Her group — she calls them "enlighteners" — massages legislatures in 13 states in addition to the federal government in Washington. Their primary message is that lawmakers are making a mistake when they approach gaming as a taxing vehicle rather than an economic engine. The goal of Jones’ group is to get state lawmakers to see the advantages in taxing the gaming industry fairly.

She also has oversight responsibility for Harrah’s public relations, press relations and diversity programs. Jones says in her position she has to be responsive to four distinct constituencies — Harrah’s employees, the community in which Harrah’s properties are located, gaming industry regulators, and Harrah’s investors.
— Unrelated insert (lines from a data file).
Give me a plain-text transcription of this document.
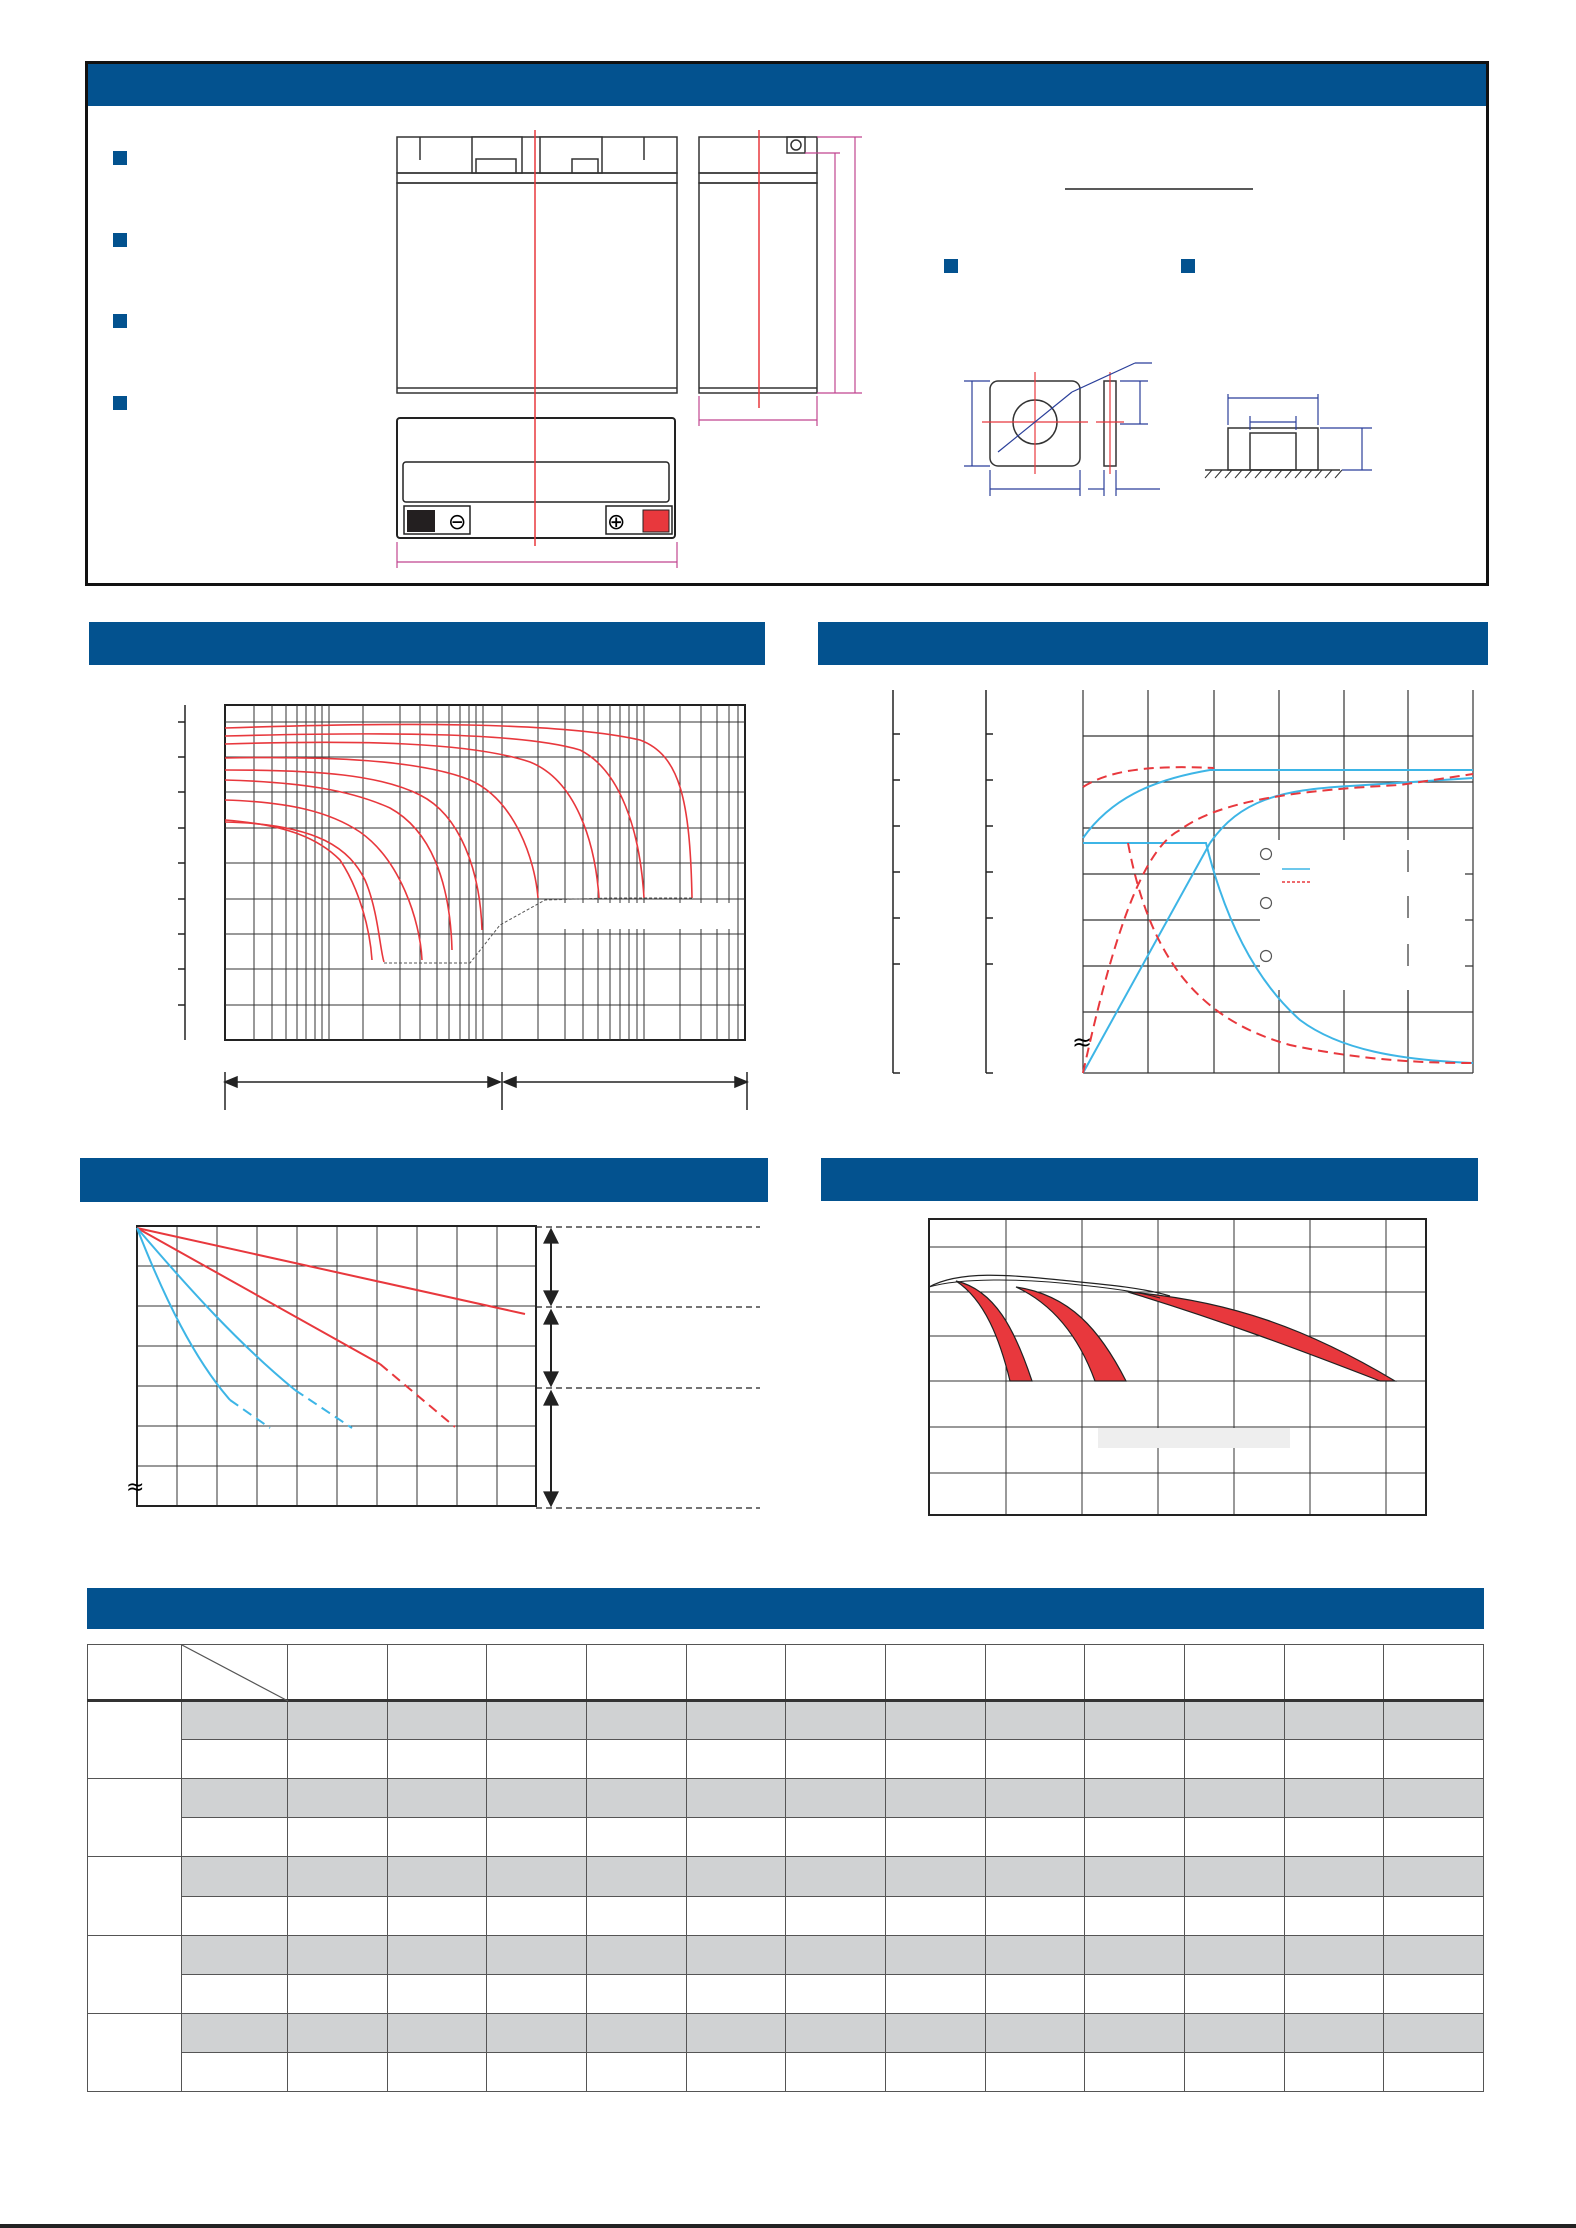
⊖	⊕
≈
≈
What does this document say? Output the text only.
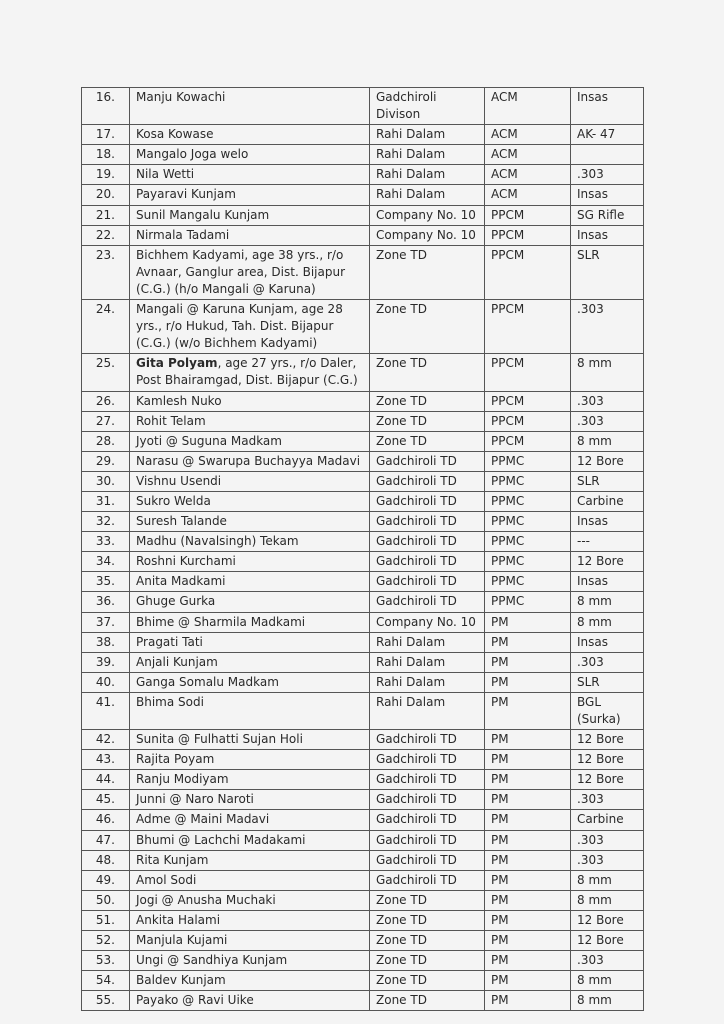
16.	Manju Kowachi	Gadchiroli Divison	ACM	Insas
17.	Kosa Kowase	Rahi Dalam	ACM	AK- 47
18.	Mangalo Joga welo	Rahi Dalam	ACM	
19.	Nila Wetti	Rahi Dalam	ACM	.303
20.	Payaravi Kunjam	Rahi Dalam	ACM	Insas
21.	Sunil Mangalu Kunjam	Company No. 10	PPCM	SG Rifle
22.	Nirmala Tadami	Company No. 10	PPCM	Insas
23.	Bichhem Kadyami, age 38 yrs., r/o Avnaar, Ganglur area, Dist. Bijapur (C.G.) (h/o Mangali @ Karuna)	Zone TD	PPCM	SLR
24.	Mangali @ Karuna Kunjam, age 28 yrs., r/o Hukud, Tah. Dist. Bijapur (C.G.) (w/o Bichhem Kadyami)	Zone TD	PPCM	.303
25.	Gita Polyam, age 27 yrs., r/o Daler, Post Bhairamgad, Dist. Bijapur (C.G.)	Zone TD	PPCM	8 mm
26.	Kamlesh Nuko	Zone TD	PPCM	.303
27.	Rohit Telam	Zone TD	PPCM	.303
28.	Jyoti @ Suguna Madkam	Zone TD	PPCM	8 mm
29.	Narasu @ Swarupa Buchayya Madavi	Gadchiroli TD	PPMC	12 Bore
30.	Vishnu Usendi	Gadchiroli TD	PPMC	SLR
31.	Sukro Welda	Gadchiroli TD	PPMC	Carbine
32.	Suresh Talande	Gadchiroli TD	PPMC	Insas
33.	Madhu (Navalsingh) Tekam	Gadchiroli TD	PPMC	---
34.	Roshni Kurchami	Gadchiroli TD	PPMC	12 Bore
35.	Anita Madkami	Gadchiroli TD	PPMC	Insas
36.	Ghuge Gurka	Gadchiroli TD	PPMC	8 mm
37.	Bhime @ Sharmila Madkami	Company No. 10	PM	8 mm
38.	Pragati Tati	Rahi Dalam	PM	Insas
39.	Anjali Kunjam	Rahi Dalam	PM	.303
40.	Ganga Somalu Madkam	Rahi Dalam	PM	SLR
41.	Bhima Sodi	Rahi Dalam	PM	BGL (Surka)
42.	Sunita @ Fulhatti Sujan Holi	Gadchiroli TD	PM	12 Bore
43.	Rajita Poyam	Gadchiroli TD	PM	12 Bore
44.	Ranju Modiyam	Gadchiroli TD	PM	12 Bore
45.	Junni @ Naro Naroti	Gadchiroli TD	PM	.303
46.	Adme @ Maini Madavi	Gadchiroli TD	PM	Carbine
47.	Bhumi @ Lachchi Madakami	Gadchiroli TD	PM	.303
48.	Rita Kunjam	Gadchiroli TD	PM	.303
49.	Amol Sodi	Gadchiroli TD	PM	8 mm
50.	Jogi @ Anusha Muchaki	Zone TD	PM	8 mm
51.	Ankita Halami	Zone TD	PM	12 Bore
52.	Manjula Kujami	Zone TD	PM	12 Bore
53.	Ungi @ Sandhiya Kunjam	Zone TD	PM	.303
54.	Baldev Kunjam	Zone TD	PM	8 mm
55.	Payako @ Ravi Uike	Zone TD	PM	8 mm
At Harrah’s she has a hand in the company’s corporate diversity program, an effort that hasn’t made as much progress as she would like to see. Asked why there are so few women who have reached her level in gaming, she says "diversity in our industry is more of a goal than a fact."

She is happiest with Harrah’s for "the freedom they’ve given me in building my department and positioning my company." She is proud that Harrah’s, through its code of commitment to the guests, has "led the industry in establishing a program that has become the standard for responsible gaming."

She says she is "amazed at the depth and breadth of talent" at Harrah’s. "It’s a very visionary and creative group of people," many of whom "were not necessarily bred in gaming." She said that while "this industry is filled with brilliant people," what makes Harrah’s different from other properties is that it is willing to hire people with diverse backgrounds.

All of that talent is going to be put to a test once Harrah’s merger with Caesars is approved and two different kinds of gambling clientele are brought together. "It will have its complexity and challenges," she says of the merger. "We’re looking to build a corporate identity."

Harrah’s won’t "want to change Caesars," she said. The merger will allow the customers to "still be loyal to Harrah’s but have different gambling experiences."